Pisces | Feb. 19 to March 20
You thought your new sports car could do everything but love you, so its declaration of devotion will come as quite a shock.
Aries | March 21 to April 19
Venus is in retrograde in your sign this week, which you’d think would mean problems in your love life, but actually indicates imminent botulism. Interesting, isn’t it?
Taurus | April 20 to May 20
Avoid making decisions based on ambiguous advice from questionable sources this week, even if she was in labor with you for 28 hours.
Gemini | May 21 to June 20
You’re starting to think that maybe the funny nose and glasses won’t actually be enough to hide you when Jesus returns in all his glory.
Cancer | June 21 to July 22
You’ve never been the sort of person who lets all kinds of supposed “signs” tell you how you should drive your car.
Leo | July 23 to Aug. 22
Turns out your nightmarish descent into alcoholism and drug abuse will be a lot more fun than expected.
Virgo | Aug. 23 to Sept. 22
The events of next week will closely mirror all the other events in your life up to that point.
Libra | Sept. 23 to Oct. 22
Your natural resourcefulness allows you to enjoy father-daughter day at the zoo, though you are neither a father nor a daughter and you can’t stand animals.

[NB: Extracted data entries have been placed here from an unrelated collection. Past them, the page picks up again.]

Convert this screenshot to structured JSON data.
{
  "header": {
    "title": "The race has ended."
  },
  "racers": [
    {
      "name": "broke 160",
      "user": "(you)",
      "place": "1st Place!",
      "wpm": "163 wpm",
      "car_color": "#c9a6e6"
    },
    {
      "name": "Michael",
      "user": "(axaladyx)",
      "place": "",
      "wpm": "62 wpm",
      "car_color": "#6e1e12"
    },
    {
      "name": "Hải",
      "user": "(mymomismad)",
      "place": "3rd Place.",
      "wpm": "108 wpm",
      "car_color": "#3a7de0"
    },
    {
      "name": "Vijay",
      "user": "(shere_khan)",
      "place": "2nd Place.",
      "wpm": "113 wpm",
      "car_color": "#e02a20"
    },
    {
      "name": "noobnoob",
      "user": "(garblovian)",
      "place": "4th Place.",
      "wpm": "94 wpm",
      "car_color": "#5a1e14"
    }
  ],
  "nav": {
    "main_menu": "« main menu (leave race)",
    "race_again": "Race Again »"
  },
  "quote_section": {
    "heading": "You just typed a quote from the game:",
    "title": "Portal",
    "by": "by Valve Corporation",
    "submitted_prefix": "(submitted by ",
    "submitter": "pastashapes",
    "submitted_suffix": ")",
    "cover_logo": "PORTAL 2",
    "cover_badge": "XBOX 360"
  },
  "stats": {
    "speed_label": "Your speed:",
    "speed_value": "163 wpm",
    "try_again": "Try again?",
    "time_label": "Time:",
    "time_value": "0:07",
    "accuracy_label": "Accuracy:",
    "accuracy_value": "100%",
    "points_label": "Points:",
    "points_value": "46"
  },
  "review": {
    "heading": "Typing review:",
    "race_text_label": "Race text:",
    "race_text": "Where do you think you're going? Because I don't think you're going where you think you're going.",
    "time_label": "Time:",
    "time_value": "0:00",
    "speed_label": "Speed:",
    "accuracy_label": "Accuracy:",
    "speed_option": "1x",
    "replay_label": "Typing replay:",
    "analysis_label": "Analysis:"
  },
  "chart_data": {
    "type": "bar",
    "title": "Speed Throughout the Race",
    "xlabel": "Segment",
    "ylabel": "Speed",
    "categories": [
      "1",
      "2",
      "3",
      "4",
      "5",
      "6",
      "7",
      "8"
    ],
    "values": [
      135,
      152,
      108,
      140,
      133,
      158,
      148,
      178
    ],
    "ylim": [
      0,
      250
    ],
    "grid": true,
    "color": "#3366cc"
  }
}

Scorpio | Oct. 23 to Nov. 21
Do not believe those who tell you they can see your future. They are merely preying upon your ignorant, fearful, superstitious nature.
Sagittarius | Nov. 22 to Dec. 21
Your decision to take up bicycling will cause many in your area to rethink their call for increased bicycle safety.
Capricorn | Dec. 22 to Jan. 19
You’ll finally find yourself in a relationship that may not end with you asking the other person if they’d like a bag for that.
Aquarius | Jan. 20 to Feb. 18
Though your birthday falls into the correct range of dates, the stars say you are not actually an Aquarius. In fact, they are pretty sure you’re an asshole.